Pura pena
Una de las cosas más raras de este mundo es que no hayamos aprendido a matar después de haber matado tanto. Se demostró hace poco en Alabama (EE UU) con Kenneth Eugene Smith, que llevaba más de 30 años en el pasillo de la muerte. Si no soportamos 10 minutos de espera en la cola del supermercado, imagínense 30 años en la de la parca. Imaginariamente hablando, debió de morir dos o tres millones de veces, pobre. Pero las autoridades se habían propuesto matarlo también de manera real y allá que fueron.
El problema es que no conseguían acertar. En 2022, el verdugo (un incapaz, un torpe) le dejó el brazo hecho un colador sin dar con la vena adecuada y lo tuvieron que enviar de vuelta a la cola mientras discurrían nuevas formas de cargárselo.
—¡Pero por Dios —daban ganas de gritar a los verdugos—, sédenlo ustedes con propofol, como si fueran a hacerle una intervención sin importancia (pongamos una gastroscopia), y, ya una vez dormido, mátenlo con sus propias manos, rájenle el cuello! ¡Disfruten, coño!
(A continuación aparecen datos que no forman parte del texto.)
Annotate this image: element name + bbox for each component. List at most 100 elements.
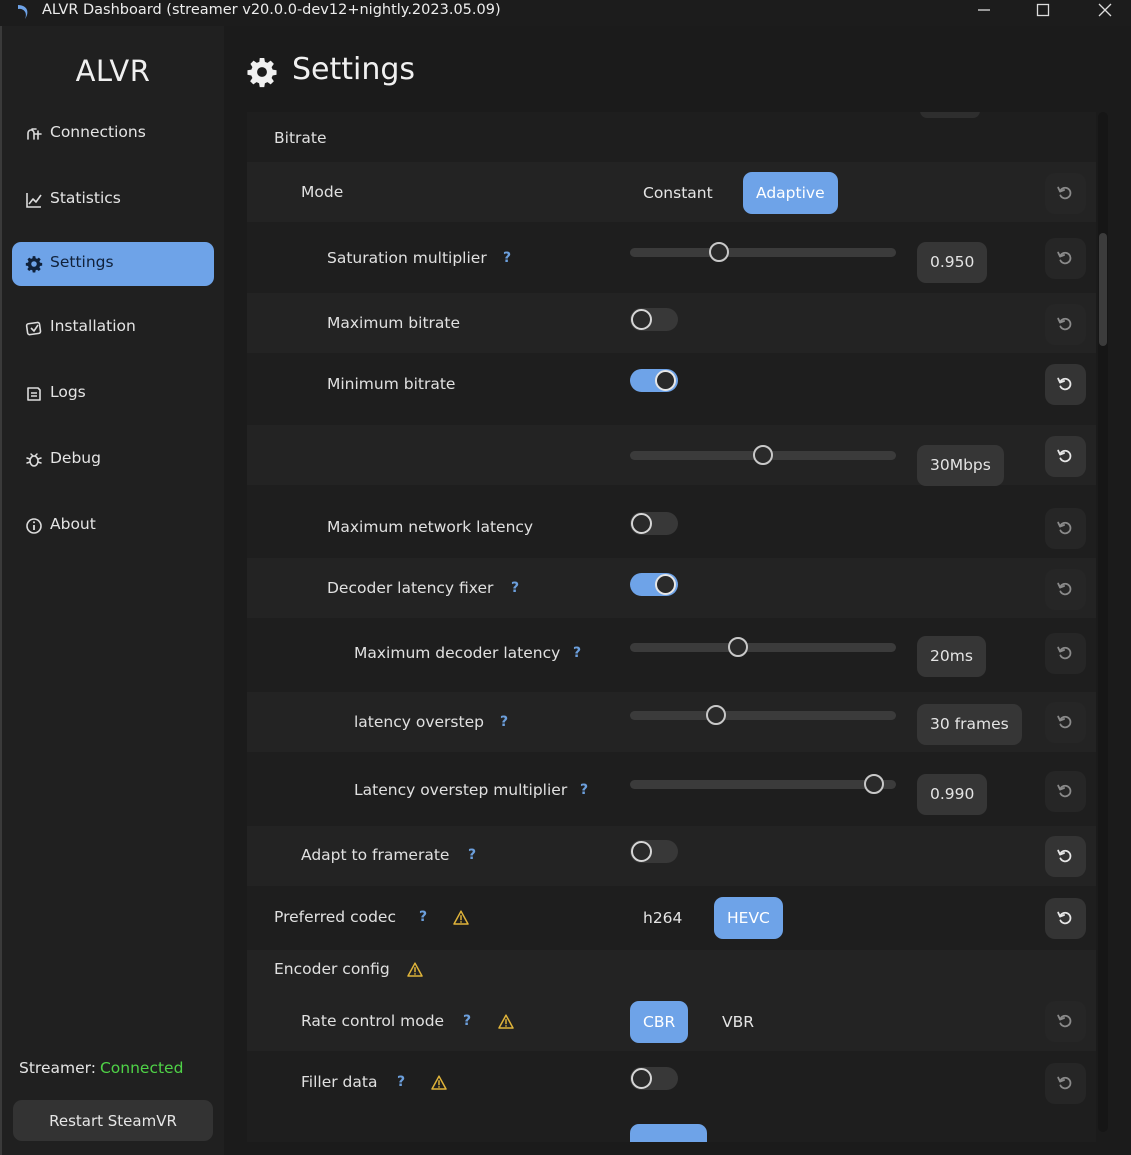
sidebar: ALVR Connections Statistics Settings Ins… bbox=[0, 26, 224, 1155]
warning-icon bbox=[498, 1014, 514, 1029]
saturation-multiplier-value[interactable]: 0.950 bbox=[917, 242, 988, 283]
installation-icon bbox=[25, 321, 42, 336]
reset-button[interactable] bbox=[1045, 633, 1086, 674]
slider-thumb[interactable] bbox=[709, 242, 729, 262]
rate-control-option-cbr[interactable]: CBR bbox=[630, 1001, 689, 1043]
warning-icon bbox=[453, 910, 469, 925]
settings-scrollbar[interactable] bbox=[1098, 112, 1108, 1132]
codec-option-hevc[interactable]: HEVC bbox=[714, 897, 783, 939]
setting-label: Saturation multiplier bbox=[327, 249, 487, 267]
minimum-bitrate-value[interactable]: 30Mbps bbox=[917, 445, 1004, 486]
reset-button[interactable] bbox=[1045, 898, 1086, 939]
sidebar-item-debug[interactable]: Debug bbox=[12, 438, 214, 482]
setting-label: Decoder latency fixer bbox=[327, 579, 494, 597]
settings-row-adapt-to-framerate: Adapt to framerate ? bbox=[247, 826, 1096, 886]
sidebar-item-label: Statistics bbox=[50, 189, 121, 207]
reset-icon bbox=[1057, 376, 1073, 392]
maximize-button[interactable] bbox=[1020, 0, 1066, 24]
filler-data-toggle[interactable] bbox=[630, 1067, 678, 1090]
reset-button[interactable] bbox=[1045, 436, 1086, 477]
reset-button[interactable] bbox=[1045, 1063, 1086, 1104]
help-button[interactable]: ? bbox=[468, 847, 476, 863]
latency-overstep-value[interactable]: 30 frames bbox=[917, 704, 1022, 745]
reset-button[interactable] bbox=[1045, 836, 1086, 877]
help-button[interactable]: ? bbox=[573, 645, 581, 661]
minimum-bitrate-slider[interactable] bbox=[630, 445, 896, 465]
setting-label: Preferred codec bbox=[274, 908, 396, 926]
minimize-button[interactable] bbox=[961, 0, 1007, 24]
sidebar-item-installation[interactable]: Installation bbox=[12, 306, 214, 350]
reset-button[interactable] bbox=[1045, 569, 1086, 610]
reset-button[interactable] bbox=[1045, 364, 1086, 405]
codec-option-h264[interactable]: h264 bbox=[630, 897, 695, 939]
maximum-decoder-latency-slider[interactable] bbox=[630, 637, 896, 657]
help-button[interactable]: ? bbox=[419, 909, 427, 925]
reset-button[interactable] bbox=[1045, 771, 1086, 812]
toggle-knob bbox=[631, 513, 652, 534]
chart-icon bbox=[26, 193, 42, 208]
sidebar-item-about[interactable]: About bbox=[12, 504, 214, 548]
close-button[interactable] bbox=[1082, 0, 1128, 24]
reset-button[interactable] bbox=[1045, 508, 1086, 549]
help-button[interactable]: ? bbox=[503, 250, 511, 266]
sidebar-item-statistics[interactable]: Statistics bbox=[12, 178, 214, 222]
settings-row-latency-overstep: latency overstep ? 30 frames bbox=[247, 692, 1096, 752]
help-button[interactable]: ? bbox=[580, 782, 588, 798]
reset-button[interactable] bbox=[1045, 304, 1086, 345]
setting-label: Maximum decoder latency bbox=[354, 644, 561, 662]
maximum-network-latency-toggle[interactable] bbox=[630, 512, 678, 535]
setting-label: Filler data bbox=[301, 1073, 378, 1091]
reset-icon bbox=[1057, 185, 1073, 201]
help-button[interactable]: ? bbox=[463, 1013, 471, 1029]
reset-button[interactable] bbox=[1045, 702, 1086, 743]
restart-steamvr-button[interactable]: Restart SteamVR bbox=[13, 1100, 213, 1141]
setting-label: Mode bbox=[301, 183, 344, 201]
mode-option-adaptive[interactable]: Adaptive bbox=[743, 172, 838, 214]
maximum-bitrate-toggle[interactable] bbox=[630, 308, 678, 331]
rate-control-option-vbr[interactable]: VBR bbox=[709, 1001, 767, 1043]
slider-thumb[interactable] bbox=[706, 705, 726, 725]
settings-row-mode: Mode Constant Adaptive bbox=[247, 162, 1096, 222]
sidebar-item-logs[interactable]: Logs bbox=[12, 372, 214, 416]
slider-thumb[interactable] bbox=[728, 637, 748, 657]
settings-row-filler-data: Filler data ? bbox=[247, 1053, 1096, 1113]
toggle-knob bbox=[655, 370, 676, 391]
help-button[interactable]: ? bbox=[397, 1074, 405, 1090]
slider-thumb[interactable] bbox=[753, 445, 773, 465]
reset-button[interactable] bbox=[1045, 173, 1086, 214]
reset-button[interactable] bbox=[1045, 1001, 1086, 1042]
decoder-latency-fixer-toggle[interactable] bbox=[630, 573, 678, 596]
settings-row-saturation-multiplier: Saturation multiplier ? 0.950 bbox=[247, 228, 1096, 288]
latency-overstep-slider[interactable] bbox=[630, 705, 896, 725]
maximum-decoder-latency-value[interactable]: 20ms bbox=[917, 636, 986, 677]
reset-icon bbox=[1057, 848, 1073, 864]
slider-thumb[interactable] bbox=[864, 774, 884, 794]
warning-icon bbox=[407, 962, 423, 977]
setting-label: Minimum bitrate bbox=[327, 375, 456, 393]
settings-row-decoder-latency-fixer: Decoder latency fixer ? bbox=[247, 558, 1096, 618]
toggle-knob bbox=[655, 574, 676, 595]
latency-overstep-multiplier-value[interactable]: 0.990 bbox=[917, 774, 988, 815]
sidebar-item-settings[interactable]: Settings bbox=[12, 242, 214, 286]
settings-row-minimum-bitrate-value: 30Mbps bbox=[247, 425, 1096, 486]
saturation-multiplier-slider[interactable] bbox=[630, 242, 896, 262]
reset-button[interactable] bbox=[1045, 238, 1086, 279]
gear-icon bbox=[25, 255, 43, 273]
latency-overstep-multiplier-slider[interactable] bbox=[630, 774, 896, 794]
mode-option-constant[interactable]: Constant bbox=[630, 172, 726, 214]
close-icon bbox=[1098, 3, 1112, 17]
title-bar: ALVR Dashboard (streamer v20.0.0-dev12+n… bbox=[0, 0, 1131, 26]
settings-row-rate-control-mode: Rate control mode ? CBR VBR bbox=[247, 991, 1096, 1051]
toggle-knob bbox=[631, 1068, 652, 1089]
sidebar-item-connections[interactable]: Connections bbox=[12, 112, 214, 156]
toggle-knob bbox=[631, 841, 652, 862]
next-setting-button-partial[interactable] bbox=[630, 1124, 707, 1142]
help-button[interactable]: ? bbox=[500, 714, 508, 730]
reset-icon bbox=[1057, 581, 1073, 597]
adapt-to-framerate-toggle[interactable] bbox=[630, 840, 678, 863]
scrollbar-thumb[interactable] bbox=[1099, 233, 1107, 346]
streamer-label: Streamer: bbox=[19, 1059, 96, 1077]
reset-icon bbox=[1057, 316, 1073, 332]
help-button[interactable]: ? bbox=[511, 580, 519, 596]
minimum-bitrate-toggle[interactable] bbox=[630, 369, 678, 392]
No se les ocurrió, de modo que decidieron ensayar nuevos métodos, como si les faltara (o nos faltara) práctica en esto de acabar con la gente. Así que lo inmovilizaron sin piedad en la camilla de la imagen, situada en el lugar más frío del mundo que quepa imaginar, y le provocaron la asfixia con nitrógeno. Estuvo retorciéndose unos 15 minutos. “Los amo a todos”, dijo antes de que le colocaran la mascarilla. Quizá trató de ser irónico o quizá no. Hay días en los que uno se levanta odiando a la humanidad y en los que se acuesta amándola de puta pura pena que le da.